Daily Buzzkills: If it means reshaping the earth, NBC will make you aware of Jay Leno's new show
When it comes to studio plugging, there’s a loosely defined tipping point between saturation and desperation—between, say, forming failsafe “partnerships” that make your artist’s talents just one insignificant piece of your crass, calculated vertical integration, and the sort of round-the-clock serenading outside the public’s door that, if it were a regular person doing it, would normally get the cops called. It should probably come as no surprise that NBC has chosen the latter with its promotional campaign for Jay Leno’s new prime-time show: As the New York Times points out in this chilly distillation of the network’s evil Jayhad, NBC has taken such a huge gamble on handing over all of its weeknights at 10 p.m. slots that now the nation’s foremost supplier of e-mail forwards from your grandpa is essentially “the new TV season’s sun, around which the rest of prime time will orbit.” And six weeks before it even crests the horizon, NBC will ensure that that sun will reach down and scorch the earth, leaving nothing but charred, sort-of-grinning corpses in its wake.
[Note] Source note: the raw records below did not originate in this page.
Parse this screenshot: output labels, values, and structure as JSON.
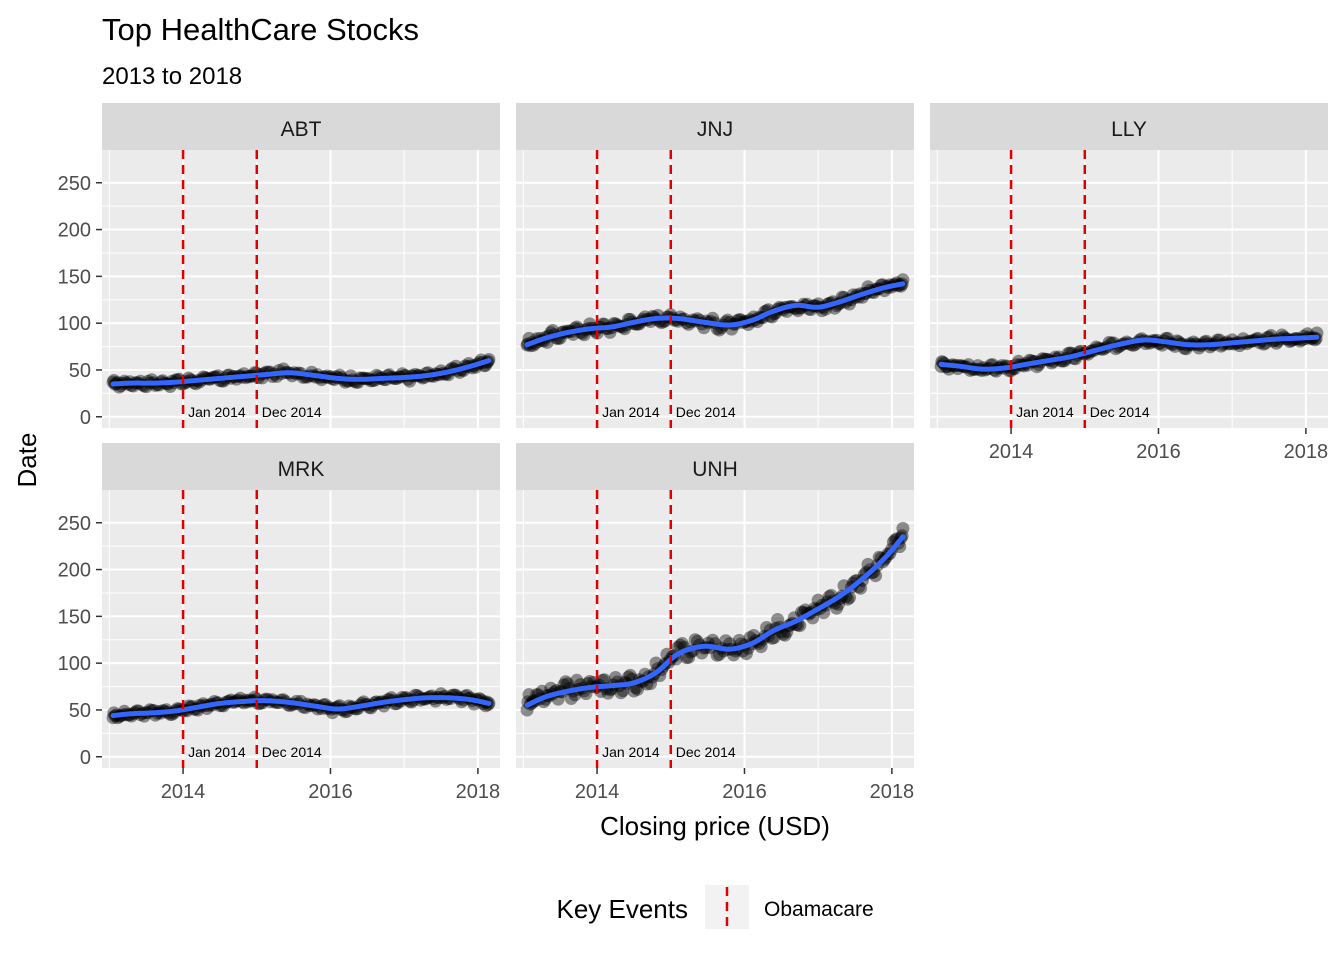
{
  "chart_data": {
    "type": "line",
    "title": "Top HealthCare Stocks",
    "subtitle": "2013 to 2018",
    "xlabel": "Closing price (USD)",
    "ylabel": "Date",
    "xlim": [
      2012.9,
      2018.3
    ],
    "ylim": [
      -12,
      285
    ],
    "x_ticks": [
      2014,
      2016,
      2018
    ],
    "y_ticks": [
      0,
      50,
      100,
      150,
      200,
      250
    ],
    "grid": true,
    "legend": {
      "title": "Key Events",
      "placement": "bottom",
      "entries": [
        {
          "label": "Obamacare",
          "color": "#e00000",
          "linetype": "dashed"
        }
      ]
    },
    "event_lines": [
      {
        "x": 2014.0,
        "label": "Jan 2014"
      },
      {
        "x": 2015.0,
        "label": "Dec 2014"
      }
    ],
    "colors": {
      "smooth": "#3366ff",
      "points": "#000000",
      "event": "#e00000",
      "panel_bg": "#ebebeb",
      "strip_bg": "#d9d9d9"
    },
    "panels": [
      {
        "name": "ABT",
        "x": [
          2013.05,
          2013.3,
          2013.6,
          2013.9,
          2014.2,
          2014.5,
          2014.8,
          2015.1,
          2015.45,
          2015.8,
          2016.1,
          2016.4,
          2016.7,
          2017.0,
          2017.3,
          2017.6,
          2017.9,
          2018.15
        ],
        "y": [
          35,
          36,
          36,
          37,
          39,
          41,
          43,
          45,
          47,
          44,
          41,
          40,
          41,
          42,
          44,
          48,
          54,
          60
        ]
      },
      {
        "name": "JNJ",
        "x": [
          2013.05,
          2013.3,
          2013.6,
          2013.9,
          2014.2,
          2014.5,
          2014.8,
          2015.1,
          2015.45,
          2015.8,
          2016.1,
          2016.4,
          2016.7,
          2017.0,
          2017.3,
          2017.6,
          2017.9,
          2018.15
        ],
        "y": [
          77,
          84,
          90,
          94,
          96,
          101,
          105,
          105,
          101,
          98,
          103,
          113,
          119,
          117,
          123,
          131,
          138,
          142
        ]
      },
      {
        "name": "LLY",
        "x": [
          2013.05,
          2013.3,
          2013.6,
          2013.9,
          2014.2,
          2014.5,
          2014.8,
          2015.1,
          2015.45,
          2015.8,
          2016.1,
          2016.4,
          2016.7,
          2017.0,
          2017.3,
          2017.6,
          2017.9,
          2018.15
        ],
        "y": [
          56,
          54,
          51,
          52,
          56,
          60,
          64,
          70,
          77,
          82,
          80,
          77,
          77,
          79,
          81,
          83,
          84,
          85
        ]
      },
      {
        "name": "MRK",
        "x": [
          2013.05,
          2013.3,
          2013.6,
          2013.9,
          2014.2,
          2014.5,
          2014.8,
          2015.1,
          2015.45,
          2015.8,
          2016.1,
          2016.4,
          2016.7,
          2017.0,
          2017.3,
          2017.6,
          2017.9,
          2018.15
        ],
        "y": [
          44,
          46,
          47,
          49,
          53,
          57,
          59,
          60,
          58,
          54,
          51,
          54,
          58,
          61,
          63,
          63,
          61,
          57
        ]
      },
      {
        "name": "UNH",
        "x": [
          2013.05,
          2013.3,
          2013.6,
          2013.9,
          2014.2,
          2014.5,
          2014.8,
          2015.1,
          2015.45,
          2015.8,
          2016.1,
          2016.4,
          2016.7,
          2017.0,
          2017.3,
          2017.6,
          2017.9,
          2018.15
        ],
        "y": [
          55,
          64,
          70,
          74,
          76,
          79,
          90,
          110,
          118,
          115,
          121,
          135,
          145,
          158,
          172,
          190,
          212,
          235
        ]
      }
    ]
  }
}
Despite the fact that NBC surveys reveal that over 80 percent of the nation is already aware that Jay Leno has a new show at 10 p.m.—which is more than twice of the number of people who are aware that life is fleeting, and too precious to be wasted taking "awareness surveys" for major television networks—the next month will see a Dresden-like blitz of Leno-related charges strafing the landscape, ranging from billboards and bus shelter ads to “popcorn bags, soda cups, and in on-screen advertisements at movie theaters” that will accompany the incessant bleating of “Leno at 10 p.m.” ads already occupying your TV screen.
But really, these are pedestrian tactics, worthy of some ordinary teen vampire franchise or garden variety charitable cause, perhaps, but not something as momentous as a tossed-off contract loophole granted to an entertainer last minute so his easily upset, change-fearing fans wouldn’t desert the network full stop. “Awareness” isn’t enough in this case; the audience has to be convinced that the earth will spin wildly from its axis if they miss out, hence NBC’s full-bore campaign to make sure every level surface in America is employed in heralding Leno’s return to primetime, including adopting “a portion of Interstate 10 in California to reiterate Mr. Leno’s time slot,” and marking “the 10th aisle of about 700 supermarkets in 12 American markets.” Yes, soon enough you'll see Leno on the smile of every newborn babe, every time the church bells ring, it will be 10 o’clock, and whenever the wind whistles through the leaves, you’ll hear the laughter of a studio audience halfheartedly enjoying another installment of “Jaywalking.”